For $n < 0$, I was advised to use $(xy)^n=((xy)^{-1})^{-n}$. I'm not exactly sure how to go about this step.

I don't think I completely understand the part where this only works when $xy=yx$.

Any suggestions or help would be great! Thanks!

Answer 1

As John Habert pointed out the stipulation $xy = yx$ is required since $(xy)^2 = (xy)(xy)$ and you need to be able to commutate the two terms in the middle in order to say this equals $xxyy = x^2y^2$.

You are pretty much on the right track I believe. I'll make my own humble attempt at a solution too then.

• Case 1: $n \gt 0$

Let us induct on $n$. The base case is obvious since $(xy)^1 = xy = x^1y^1$. Suppose the result is true for $n$. That is we assume $(xy)^n = x^ny^n$. Then $$(xy)^{n+1} = (xy)^n (xy) = (x^ny^n)(xy) = (x^ny^{n-1}y)(yx) = x^n . yyy..yxy$$

Since $xy = yx $, we may commutate the $x$ on the right with preceding $y$'s to equate this expression to;$$x^nxyyyy...y = x^{n+1}y^{n+1}$$

$\implies$ the result holds for $n+1$ and thus for all $n \in \Bbb N$.

• Case 2: $n \lt 0$

As you have done $(xy)^n = ((xy)^{-1})^{-n} = ((yx)^{-1})^{-n} = (x^{-1}y^{-1})^{-n}$ according to the definition of negative exponents, due to commutativity and since $(yx)^{-1} = x^{-1}y^{-1}$. Now, $(-n) \gt 0$ for which we have proved the result. Therefore,

$$(xy)^n = (x^{-1}y^{-1})^{-n} = (x^{-1})^{-n}(y^{-1})^{-n} = x^ny^n$$

This is again true due to the definition, $x^{-n} = (x^{-1})^{n}$

• Case 3: $n = 0$

This is trivially true as you have mentioned.

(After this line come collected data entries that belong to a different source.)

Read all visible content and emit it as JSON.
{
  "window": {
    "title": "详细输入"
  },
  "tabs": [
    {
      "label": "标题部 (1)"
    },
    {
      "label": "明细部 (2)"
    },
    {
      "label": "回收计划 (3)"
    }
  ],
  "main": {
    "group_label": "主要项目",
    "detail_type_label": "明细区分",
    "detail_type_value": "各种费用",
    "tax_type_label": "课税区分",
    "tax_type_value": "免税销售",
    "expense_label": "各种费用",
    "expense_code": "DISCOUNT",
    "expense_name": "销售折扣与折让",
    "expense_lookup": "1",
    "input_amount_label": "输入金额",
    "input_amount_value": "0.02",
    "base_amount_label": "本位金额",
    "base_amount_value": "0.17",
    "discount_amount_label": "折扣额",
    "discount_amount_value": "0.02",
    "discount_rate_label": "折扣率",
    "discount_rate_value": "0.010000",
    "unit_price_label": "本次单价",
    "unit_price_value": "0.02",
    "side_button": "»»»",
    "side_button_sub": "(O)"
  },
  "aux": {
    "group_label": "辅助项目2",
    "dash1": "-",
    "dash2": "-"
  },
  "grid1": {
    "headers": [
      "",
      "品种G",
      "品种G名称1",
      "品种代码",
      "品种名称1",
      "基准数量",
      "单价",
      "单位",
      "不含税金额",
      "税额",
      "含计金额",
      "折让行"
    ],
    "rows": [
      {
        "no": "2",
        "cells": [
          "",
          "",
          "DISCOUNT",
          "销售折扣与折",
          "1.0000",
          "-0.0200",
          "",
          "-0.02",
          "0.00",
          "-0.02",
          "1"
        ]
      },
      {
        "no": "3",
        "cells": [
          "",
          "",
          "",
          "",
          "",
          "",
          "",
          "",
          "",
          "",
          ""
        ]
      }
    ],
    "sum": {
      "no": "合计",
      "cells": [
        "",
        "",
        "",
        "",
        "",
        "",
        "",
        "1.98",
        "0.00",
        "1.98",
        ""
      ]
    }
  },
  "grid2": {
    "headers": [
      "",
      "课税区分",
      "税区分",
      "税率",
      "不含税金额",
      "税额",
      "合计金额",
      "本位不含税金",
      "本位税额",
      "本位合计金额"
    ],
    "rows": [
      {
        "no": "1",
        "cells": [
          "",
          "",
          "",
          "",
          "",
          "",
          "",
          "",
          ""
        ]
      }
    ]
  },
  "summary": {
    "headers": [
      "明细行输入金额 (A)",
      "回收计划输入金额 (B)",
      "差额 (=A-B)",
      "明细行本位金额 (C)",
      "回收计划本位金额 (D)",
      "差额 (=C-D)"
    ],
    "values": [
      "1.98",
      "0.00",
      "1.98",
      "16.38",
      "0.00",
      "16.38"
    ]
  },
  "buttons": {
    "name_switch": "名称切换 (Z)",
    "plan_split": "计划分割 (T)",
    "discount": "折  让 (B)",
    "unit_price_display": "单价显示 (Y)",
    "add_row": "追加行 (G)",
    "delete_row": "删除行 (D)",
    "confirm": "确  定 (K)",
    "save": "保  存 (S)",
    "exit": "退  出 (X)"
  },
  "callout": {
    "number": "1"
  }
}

I hope you understand how essential the condition $xy = yx$ is in this context. Which I believe was the only intention behind this exercise. Hope I helped.

Answer 2

The answer of Ishfaag is right, but I want to review some points about this problem.

There are a lot of attempts for generalizing the concept of abelian groups and one of them is $n$-abelian groups. A group $G$ is said to be $n$-abelian if $(xy)^n = x^ny^n$ for all $x,y \in G$. It is also easy to see that a group $G$ is $n$-abelian if and only if it is $(1-n)$-abelian. The idea of $n$-abelian is proposed by Levi in $1944$. As the friends said, $G$ is an abelian group if and only if $2$-abelian. $n$-abelian have been the subject of many investigations, for instance, Alperin, Delizia-Tortora and Baer.

Answer 3

It's simpler if you use two proofs by induction.

Lemma. If $xy=yx$, then $xy^n=y^nx$, for all $n\in\mathbb{N}$.

Proof. The base $n=0$ is obvious: $xy^0=x=y^0x$. Suppose the result holds for $n$; then \begin{align} xy^{n+1}&=xy^{n}y &&\text{(by definition)}\\ &=y^nxy &&\text{(by induction hypothesis)}\\ &=y^nyx &&\text{(by hypothesis)}\\ &=y^{n+1}x &&\text{(by definition)} \end{align} which ends the proof.

Theorem. If $xy=yx$, then $(xy)^n=x^ny^n$, for all $n\in\mathbb{N}$.

Proof. The base $n=0$ is obvious: $(xy)^0=1=x^0y^0$. Suppose the result holds for $n$; then \begin{align} (xy)^{n+1}&=(xy)^n(xy) &&\text{(by definition)}\\ &=(x^ny^n)(xy) &&\text{(induction hypothesis)}\\ &=x^n(xy^n)y \\ &=x^n(xy^n)y &&\text{(by the lemma)}\\ &=(x^nx)(y^ny)\\ &=x^{n+1}y^{n+1} \end{align} which ends the proof.

For $n<0$, set $g=x^{-1}$, $h=y^{-1}$ and $m=-n$; then $$ gh=x^{-1}y^{-1}=(yx)^{-1}=(xy)^{-1}=hg $$ so the theorem can be applied to $g$ and $h$. Now $$ (xy)^n=((xy)^{-1})^m=(hg)^m=h^mg^n=y^nx^n. $$